Executives do not need slogans. They need to make the blast radius smaller and remove clear vulnerabilities. The patterns across these 2025 data breaches point to direct controls that reduce cyber threats without stalling teams that ship products or care for patients.

  1. Use phishing-resistant MFA (FIDO2/WebAuthn). Enforce number matching where keys can’t reach. Disable legacy/basic authentication, require modern OAuth, and add Conditional Access tied to device health and location. Add SIM-swap and port-out PINs. Re-auth on sensitive actions for high-risk roles.
  2. Shrink the third-party blast radius. Inventory every vendor tool and remote-support path. Grant least privilege, expire access by default, and isolate vendors on monitored jump hosts. Put incident SLAs and logging in contracts. Use ZTNA and segment so vendors can only reach the apps they service.
  3. Control SaaS exports and tokens. Audit connected apps, revoke stale OAuth tokens, shorten lifetimes, and narrow scopes. Rate-limit or approval-gate bulk exports; alert on abnormal CSV/API pulls. Restrict Data-Loader-type tools to break-glass admins and monitor with DLP.
  4. Retire or isolate legacy systems. Remove internet exposure, require MFA for admin access, patch on schedule, and block management interfaces from the open internet. Scan weekly for forgotten portals and outdated firmware.
  5. Harden browsers and sessions. Require Device Posture Security checks; block access from non-compliant devices. Shorten session lifetimes, prefer device-bound tokens, and use a Secure Web Gateway with DNS Filtering by category, Web Protection, and Download Protection.
  6. Stop quiet exfiltration and ransomware. Deny outbound to new destinations, watch object-store writes, and cap egress per identity. Seed honeytokens. Protect backups with MFA, immutability, and network separation; test restores. Disable internet macros, restrict remote admin tools, and enforce allowlists.
  7. Remove SMS from recovery. Use email or hardware-key recovery, add telecom account locks for execs and finance, alert on SIM changes, and re-validate sessions on number changes.
  8. Fix analytics leaks. Ban PII in analytics, govern tags with an allowlist, block beacons on protected paths, run synthetic tests, prefer server-side tagging with redaction, and enforce a strict CSP.
  9. Secure archives. Encrypt with HSM-backed keys, restrict decryption by role, shorten retention, isolate connectors, disable plaintext exports, and log every query and export.
  10. Segment always-on operations. Pre-stage network segments, separate admin IT from clinical/operational systems, keep read-only EHR failover, train for downtime, and alert on abnormal bulk record queries.

How NordLayer helps protect against data breaches

The biggest 2025 data breaches show repeating weak points: stolen credentials, over-permissive vendor tools, and misconfigured systems that exposed sensitive data. To counter these, organizations need controls that reduce the chances of leaked data and shrink the impact if attackers get in.

NordLayer offers several tools that directly address these risks.

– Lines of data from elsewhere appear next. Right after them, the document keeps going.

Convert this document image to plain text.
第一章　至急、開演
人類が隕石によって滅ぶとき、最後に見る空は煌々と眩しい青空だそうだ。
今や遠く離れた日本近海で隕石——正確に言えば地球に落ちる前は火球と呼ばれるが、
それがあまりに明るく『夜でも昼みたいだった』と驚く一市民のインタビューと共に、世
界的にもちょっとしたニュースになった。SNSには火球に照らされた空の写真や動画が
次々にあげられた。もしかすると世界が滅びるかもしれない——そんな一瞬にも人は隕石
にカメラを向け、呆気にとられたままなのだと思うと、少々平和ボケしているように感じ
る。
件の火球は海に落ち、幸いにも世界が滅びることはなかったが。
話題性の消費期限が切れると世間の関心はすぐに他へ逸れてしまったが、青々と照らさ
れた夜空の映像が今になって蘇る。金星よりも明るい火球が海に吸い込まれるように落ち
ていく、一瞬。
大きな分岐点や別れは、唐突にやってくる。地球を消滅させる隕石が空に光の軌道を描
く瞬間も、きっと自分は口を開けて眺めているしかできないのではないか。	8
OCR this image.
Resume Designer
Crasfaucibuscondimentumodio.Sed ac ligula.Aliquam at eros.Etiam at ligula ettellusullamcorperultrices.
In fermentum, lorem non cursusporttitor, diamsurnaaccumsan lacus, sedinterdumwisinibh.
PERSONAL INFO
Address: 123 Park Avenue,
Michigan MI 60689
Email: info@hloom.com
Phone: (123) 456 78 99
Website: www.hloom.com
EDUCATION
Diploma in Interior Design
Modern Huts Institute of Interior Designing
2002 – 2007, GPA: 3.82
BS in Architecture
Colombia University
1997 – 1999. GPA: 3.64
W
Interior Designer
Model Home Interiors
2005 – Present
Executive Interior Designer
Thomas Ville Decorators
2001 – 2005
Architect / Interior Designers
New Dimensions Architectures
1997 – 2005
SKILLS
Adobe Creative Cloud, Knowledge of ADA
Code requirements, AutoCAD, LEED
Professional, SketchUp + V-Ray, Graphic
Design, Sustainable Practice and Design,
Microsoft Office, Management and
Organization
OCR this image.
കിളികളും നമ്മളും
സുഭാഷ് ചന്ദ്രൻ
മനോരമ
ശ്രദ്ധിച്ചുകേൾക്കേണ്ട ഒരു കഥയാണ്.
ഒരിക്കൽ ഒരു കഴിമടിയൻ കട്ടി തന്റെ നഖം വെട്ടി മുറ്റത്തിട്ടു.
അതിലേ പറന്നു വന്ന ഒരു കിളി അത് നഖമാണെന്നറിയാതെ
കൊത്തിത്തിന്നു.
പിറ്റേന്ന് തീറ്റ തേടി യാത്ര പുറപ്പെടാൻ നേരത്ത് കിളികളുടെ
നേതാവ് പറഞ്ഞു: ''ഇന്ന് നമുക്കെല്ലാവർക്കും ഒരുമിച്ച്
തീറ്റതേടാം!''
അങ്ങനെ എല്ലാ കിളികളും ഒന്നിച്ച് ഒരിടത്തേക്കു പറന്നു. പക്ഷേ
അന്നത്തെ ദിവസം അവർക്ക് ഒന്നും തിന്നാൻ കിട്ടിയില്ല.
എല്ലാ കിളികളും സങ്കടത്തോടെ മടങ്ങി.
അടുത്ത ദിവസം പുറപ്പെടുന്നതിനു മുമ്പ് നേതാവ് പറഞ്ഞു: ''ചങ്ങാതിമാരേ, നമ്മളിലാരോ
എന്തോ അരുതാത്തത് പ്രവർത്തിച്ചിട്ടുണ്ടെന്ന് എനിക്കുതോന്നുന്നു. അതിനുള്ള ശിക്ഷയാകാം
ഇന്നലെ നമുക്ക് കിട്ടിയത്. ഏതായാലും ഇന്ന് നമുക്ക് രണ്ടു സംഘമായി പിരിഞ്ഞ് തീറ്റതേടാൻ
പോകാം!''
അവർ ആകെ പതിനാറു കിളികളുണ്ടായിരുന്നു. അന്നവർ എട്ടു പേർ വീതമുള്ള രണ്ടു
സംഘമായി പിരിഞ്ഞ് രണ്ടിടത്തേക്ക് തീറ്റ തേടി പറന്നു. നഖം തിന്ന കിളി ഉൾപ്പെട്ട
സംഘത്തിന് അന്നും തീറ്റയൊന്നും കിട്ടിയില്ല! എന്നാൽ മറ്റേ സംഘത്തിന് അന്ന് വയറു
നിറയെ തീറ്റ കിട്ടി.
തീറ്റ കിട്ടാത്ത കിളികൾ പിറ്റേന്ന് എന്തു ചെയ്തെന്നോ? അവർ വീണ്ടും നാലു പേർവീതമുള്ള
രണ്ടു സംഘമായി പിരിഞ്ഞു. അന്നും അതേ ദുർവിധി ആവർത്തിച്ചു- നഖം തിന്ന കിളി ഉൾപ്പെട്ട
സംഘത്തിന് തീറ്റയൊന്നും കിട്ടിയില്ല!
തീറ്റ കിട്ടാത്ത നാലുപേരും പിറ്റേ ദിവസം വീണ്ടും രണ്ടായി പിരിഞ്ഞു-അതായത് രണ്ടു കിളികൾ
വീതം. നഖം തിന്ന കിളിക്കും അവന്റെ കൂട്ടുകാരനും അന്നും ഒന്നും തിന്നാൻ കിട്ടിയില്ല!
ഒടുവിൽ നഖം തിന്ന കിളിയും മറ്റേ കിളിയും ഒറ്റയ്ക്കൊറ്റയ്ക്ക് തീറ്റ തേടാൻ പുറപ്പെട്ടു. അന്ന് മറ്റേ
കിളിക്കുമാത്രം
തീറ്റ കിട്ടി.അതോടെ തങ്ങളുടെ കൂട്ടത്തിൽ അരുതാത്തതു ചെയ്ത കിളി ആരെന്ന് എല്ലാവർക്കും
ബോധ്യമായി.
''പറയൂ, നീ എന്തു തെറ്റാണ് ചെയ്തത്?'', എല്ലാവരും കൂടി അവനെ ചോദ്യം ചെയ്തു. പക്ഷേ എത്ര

  • Phishing-resistant MFA and single sign-on (SSO) integrations help block stolen credentials from being reused, a common trigger in recent data breaches.
  • Cloud LAN creates secure device-to-device connections across your organization, enabling remote collaboration while isolating traffic. This helps limit the potential impact if one device or vendor account is compromised.
  • DNS Filtering by category and Web Protection prevent employees from reaching malicious sites that deliver infostealers and ransomware, cutting off one of the main sources of stolen data that fueled the 2025 breaches.
  • NordLayer’s Business VPN, powered by AES-256 and ChaCha20 encryption, provides secure network access for employees. It ensures that sensitive data stays protected in transit, even if attackers intercept traffic.

Together, these measures reduce the opportunities attackers exploited in many of the 2025 breaches. They reduce the chance that bad actors can exploit simple vulnerabilities, plant ransomware, or move stolen data to the dark web.